Miller, Madonna and Cameltoes: All in a Day's Work for Musto

None other than Michael Musto helps the Village Voice this week shake off its 50th anniversary malaise. And to hear him tell it, all he had to do was answer the phone!

Bennett Miller rang—you know, the talent from Mamaroneck who directed Capote, about the mixture of compassion and manipulation behind the making of Truman Capote's In Cold Blood. "Am I the next Capote?" was naturally my first question. "You are," Miller obliged as I prepared to be stroked. "You're going to charm and disarm me and then betray me. You will laugh your way through my defenses and peel back the layers and find the chink in my armor and thrust your sword and reach your arm through my ribs and pull out my heart, throw it on the ground, puncture it with the heel of your pumps that I know you're wearing right now, and then put your cigarette out in it.
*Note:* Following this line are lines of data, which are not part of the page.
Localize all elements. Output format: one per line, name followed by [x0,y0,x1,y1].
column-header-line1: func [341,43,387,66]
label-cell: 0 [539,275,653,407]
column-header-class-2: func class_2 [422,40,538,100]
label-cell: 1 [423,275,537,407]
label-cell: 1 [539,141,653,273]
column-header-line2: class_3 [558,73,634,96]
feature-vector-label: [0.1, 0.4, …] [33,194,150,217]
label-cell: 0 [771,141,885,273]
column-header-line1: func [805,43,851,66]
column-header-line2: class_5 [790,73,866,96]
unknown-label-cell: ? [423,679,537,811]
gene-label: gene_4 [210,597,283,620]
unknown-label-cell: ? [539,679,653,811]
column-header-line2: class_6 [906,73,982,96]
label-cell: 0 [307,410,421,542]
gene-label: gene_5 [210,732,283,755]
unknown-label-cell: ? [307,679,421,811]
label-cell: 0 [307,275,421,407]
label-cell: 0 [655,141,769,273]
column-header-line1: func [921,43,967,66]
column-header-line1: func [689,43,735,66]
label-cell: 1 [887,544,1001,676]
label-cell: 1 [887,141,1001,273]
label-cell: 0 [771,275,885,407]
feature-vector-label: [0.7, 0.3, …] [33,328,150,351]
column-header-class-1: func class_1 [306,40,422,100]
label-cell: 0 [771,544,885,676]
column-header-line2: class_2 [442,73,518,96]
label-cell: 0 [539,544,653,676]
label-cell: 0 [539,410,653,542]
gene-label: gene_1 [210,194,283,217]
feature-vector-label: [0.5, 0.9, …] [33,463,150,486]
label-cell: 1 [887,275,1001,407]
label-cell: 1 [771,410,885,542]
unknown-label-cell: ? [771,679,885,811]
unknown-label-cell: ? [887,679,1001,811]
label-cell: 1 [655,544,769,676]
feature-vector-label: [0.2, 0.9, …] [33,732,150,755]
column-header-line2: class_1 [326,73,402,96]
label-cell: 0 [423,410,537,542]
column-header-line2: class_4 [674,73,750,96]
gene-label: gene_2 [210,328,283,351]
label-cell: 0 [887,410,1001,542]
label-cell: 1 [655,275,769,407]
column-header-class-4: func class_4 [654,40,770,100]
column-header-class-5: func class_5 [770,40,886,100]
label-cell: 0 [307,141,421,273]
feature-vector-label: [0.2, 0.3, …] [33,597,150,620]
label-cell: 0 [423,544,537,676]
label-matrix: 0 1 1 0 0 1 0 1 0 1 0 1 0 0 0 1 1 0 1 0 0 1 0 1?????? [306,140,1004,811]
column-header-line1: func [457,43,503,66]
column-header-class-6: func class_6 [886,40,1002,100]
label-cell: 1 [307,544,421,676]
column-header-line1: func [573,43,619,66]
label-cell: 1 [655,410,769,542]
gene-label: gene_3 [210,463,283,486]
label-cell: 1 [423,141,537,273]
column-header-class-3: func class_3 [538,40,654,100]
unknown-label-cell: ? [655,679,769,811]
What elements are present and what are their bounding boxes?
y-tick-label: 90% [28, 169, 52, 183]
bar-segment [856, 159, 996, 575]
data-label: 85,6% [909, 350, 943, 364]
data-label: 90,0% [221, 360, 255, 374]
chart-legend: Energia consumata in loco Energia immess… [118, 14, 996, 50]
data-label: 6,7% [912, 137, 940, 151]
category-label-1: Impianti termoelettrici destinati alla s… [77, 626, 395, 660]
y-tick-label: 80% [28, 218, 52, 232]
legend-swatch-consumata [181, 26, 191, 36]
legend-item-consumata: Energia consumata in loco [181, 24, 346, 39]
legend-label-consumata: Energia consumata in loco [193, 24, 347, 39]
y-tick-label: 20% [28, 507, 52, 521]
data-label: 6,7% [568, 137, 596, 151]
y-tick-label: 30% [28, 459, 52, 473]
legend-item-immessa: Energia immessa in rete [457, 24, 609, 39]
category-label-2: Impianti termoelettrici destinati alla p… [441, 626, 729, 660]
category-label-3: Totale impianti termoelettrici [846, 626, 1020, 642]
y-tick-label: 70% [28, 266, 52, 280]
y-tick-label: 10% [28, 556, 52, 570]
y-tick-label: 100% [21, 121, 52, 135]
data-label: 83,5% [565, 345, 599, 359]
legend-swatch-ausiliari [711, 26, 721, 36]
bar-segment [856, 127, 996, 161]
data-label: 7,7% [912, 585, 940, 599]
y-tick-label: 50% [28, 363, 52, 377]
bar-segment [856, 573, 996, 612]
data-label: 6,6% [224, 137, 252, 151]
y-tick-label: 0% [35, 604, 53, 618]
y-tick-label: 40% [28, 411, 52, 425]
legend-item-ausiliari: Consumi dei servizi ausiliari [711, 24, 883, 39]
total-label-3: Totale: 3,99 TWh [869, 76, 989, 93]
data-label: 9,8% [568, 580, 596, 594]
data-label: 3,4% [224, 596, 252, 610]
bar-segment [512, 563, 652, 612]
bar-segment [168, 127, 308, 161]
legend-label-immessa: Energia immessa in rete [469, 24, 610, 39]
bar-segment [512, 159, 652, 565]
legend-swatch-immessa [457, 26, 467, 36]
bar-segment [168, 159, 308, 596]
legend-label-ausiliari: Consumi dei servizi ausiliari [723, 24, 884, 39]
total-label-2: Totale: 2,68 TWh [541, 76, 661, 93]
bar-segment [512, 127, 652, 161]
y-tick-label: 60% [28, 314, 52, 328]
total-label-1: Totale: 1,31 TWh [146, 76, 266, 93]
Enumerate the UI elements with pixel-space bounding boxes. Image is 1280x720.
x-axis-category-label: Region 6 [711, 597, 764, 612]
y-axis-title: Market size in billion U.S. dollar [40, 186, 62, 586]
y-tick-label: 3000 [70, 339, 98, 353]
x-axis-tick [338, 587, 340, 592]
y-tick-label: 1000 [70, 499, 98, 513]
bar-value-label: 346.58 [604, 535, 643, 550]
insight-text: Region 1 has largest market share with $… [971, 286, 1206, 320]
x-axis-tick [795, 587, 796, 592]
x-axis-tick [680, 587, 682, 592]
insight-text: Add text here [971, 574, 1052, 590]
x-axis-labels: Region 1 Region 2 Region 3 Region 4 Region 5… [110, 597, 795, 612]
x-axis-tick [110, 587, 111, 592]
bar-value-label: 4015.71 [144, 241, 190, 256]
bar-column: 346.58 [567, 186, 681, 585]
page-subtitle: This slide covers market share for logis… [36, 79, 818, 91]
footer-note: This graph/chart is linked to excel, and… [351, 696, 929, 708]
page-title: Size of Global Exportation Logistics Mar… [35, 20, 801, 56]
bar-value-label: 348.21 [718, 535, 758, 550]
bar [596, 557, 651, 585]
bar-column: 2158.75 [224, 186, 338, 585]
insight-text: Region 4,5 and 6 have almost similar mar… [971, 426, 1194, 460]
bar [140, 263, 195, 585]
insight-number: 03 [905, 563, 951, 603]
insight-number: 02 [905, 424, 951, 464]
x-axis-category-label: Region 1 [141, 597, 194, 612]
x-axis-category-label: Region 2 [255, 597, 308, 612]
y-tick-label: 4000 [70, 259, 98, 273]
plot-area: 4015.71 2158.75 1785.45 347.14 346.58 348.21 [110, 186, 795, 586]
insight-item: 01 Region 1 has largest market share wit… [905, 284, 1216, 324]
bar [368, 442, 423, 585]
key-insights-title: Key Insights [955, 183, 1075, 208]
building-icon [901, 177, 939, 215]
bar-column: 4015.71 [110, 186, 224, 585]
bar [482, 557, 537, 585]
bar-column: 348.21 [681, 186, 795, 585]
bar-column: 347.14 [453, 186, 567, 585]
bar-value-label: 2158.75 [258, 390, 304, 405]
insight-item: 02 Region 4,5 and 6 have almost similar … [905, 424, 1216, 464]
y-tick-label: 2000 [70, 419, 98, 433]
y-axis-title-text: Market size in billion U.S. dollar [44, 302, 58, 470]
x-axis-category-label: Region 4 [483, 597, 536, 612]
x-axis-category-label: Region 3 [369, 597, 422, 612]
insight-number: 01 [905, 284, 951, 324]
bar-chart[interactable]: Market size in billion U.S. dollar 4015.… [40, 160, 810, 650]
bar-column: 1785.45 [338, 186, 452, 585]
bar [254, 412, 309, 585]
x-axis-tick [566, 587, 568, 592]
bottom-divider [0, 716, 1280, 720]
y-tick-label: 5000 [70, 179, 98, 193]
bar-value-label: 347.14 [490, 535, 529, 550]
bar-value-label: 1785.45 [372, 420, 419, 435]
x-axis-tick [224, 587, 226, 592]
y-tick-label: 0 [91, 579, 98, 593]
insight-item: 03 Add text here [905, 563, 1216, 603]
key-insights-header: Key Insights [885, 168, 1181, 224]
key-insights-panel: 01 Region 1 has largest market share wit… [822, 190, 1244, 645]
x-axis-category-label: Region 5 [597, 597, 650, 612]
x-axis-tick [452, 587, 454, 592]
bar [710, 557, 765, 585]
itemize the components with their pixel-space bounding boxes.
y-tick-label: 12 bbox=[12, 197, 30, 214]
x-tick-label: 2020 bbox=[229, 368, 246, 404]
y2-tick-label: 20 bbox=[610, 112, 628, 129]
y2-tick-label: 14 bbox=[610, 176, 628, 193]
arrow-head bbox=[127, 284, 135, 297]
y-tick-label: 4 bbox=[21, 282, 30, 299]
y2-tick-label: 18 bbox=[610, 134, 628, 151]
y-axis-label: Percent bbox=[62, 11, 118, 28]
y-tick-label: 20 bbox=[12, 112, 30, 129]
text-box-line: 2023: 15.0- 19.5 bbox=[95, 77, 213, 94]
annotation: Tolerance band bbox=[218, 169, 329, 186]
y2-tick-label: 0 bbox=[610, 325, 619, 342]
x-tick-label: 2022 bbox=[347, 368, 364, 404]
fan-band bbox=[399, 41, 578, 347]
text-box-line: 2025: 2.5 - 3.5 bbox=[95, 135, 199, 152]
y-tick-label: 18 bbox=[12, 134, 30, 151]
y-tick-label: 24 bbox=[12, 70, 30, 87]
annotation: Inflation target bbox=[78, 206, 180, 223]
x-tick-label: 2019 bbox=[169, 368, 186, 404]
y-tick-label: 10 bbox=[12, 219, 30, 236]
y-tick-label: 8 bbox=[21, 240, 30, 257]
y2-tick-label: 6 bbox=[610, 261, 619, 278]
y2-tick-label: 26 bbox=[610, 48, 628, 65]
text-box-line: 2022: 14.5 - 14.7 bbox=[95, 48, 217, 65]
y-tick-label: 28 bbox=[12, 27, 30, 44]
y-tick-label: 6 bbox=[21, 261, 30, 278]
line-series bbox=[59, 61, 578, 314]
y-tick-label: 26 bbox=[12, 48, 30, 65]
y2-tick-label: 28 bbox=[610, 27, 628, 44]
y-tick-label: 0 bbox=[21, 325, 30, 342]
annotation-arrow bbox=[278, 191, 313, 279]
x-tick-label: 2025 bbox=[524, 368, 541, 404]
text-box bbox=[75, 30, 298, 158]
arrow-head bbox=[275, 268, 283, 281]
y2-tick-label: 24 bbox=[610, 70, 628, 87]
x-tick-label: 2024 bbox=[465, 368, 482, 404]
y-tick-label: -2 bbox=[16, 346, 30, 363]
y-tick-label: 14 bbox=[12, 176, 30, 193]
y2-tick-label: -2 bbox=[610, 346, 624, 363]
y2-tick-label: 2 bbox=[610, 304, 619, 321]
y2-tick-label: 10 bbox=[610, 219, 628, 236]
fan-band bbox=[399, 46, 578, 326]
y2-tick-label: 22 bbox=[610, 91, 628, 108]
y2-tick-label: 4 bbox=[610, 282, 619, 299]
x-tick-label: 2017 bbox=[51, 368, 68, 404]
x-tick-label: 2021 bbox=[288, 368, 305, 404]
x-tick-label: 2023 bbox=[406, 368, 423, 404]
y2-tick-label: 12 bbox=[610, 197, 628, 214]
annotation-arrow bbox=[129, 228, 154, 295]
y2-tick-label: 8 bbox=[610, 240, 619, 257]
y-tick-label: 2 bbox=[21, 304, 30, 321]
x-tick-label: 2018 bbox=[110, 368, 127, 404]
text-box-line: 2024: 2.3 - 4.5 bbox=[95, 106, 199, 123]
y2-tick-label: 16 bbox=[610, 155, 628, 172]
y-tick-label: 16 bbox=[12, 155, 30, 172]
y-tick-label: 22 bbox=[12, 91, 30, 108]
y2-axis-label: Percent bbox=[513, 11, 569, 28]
In that way you are the new Capote." Goshers, I was hoping more for, "Yes, you're a truly brilliant writer for the new age," but hey, I'll take it. ...


(M)ore lip-smackingly, was Capote casting around for an indiscriminate love match with his not unattractive criminal subject Perry Edward Smith? No way, said Miller, who'd consulted biographer Gerald Clarke about this. "In Cold Blood meant more to him than anything else. He wasn't about to risk it all for a blowjob!" (So I'm not the new Capote.)

But that is not all! For the low, low price of free, you get Elaine Kaufman's trenchant commentary about Tab Hunter, Hope Davis expounding on the moral implications of The Weather Man's "cameltoe montage" and a Madonna entendre left over from her recent Roxy appearance. Let this prince be a lesson, gang--genius never sleeps.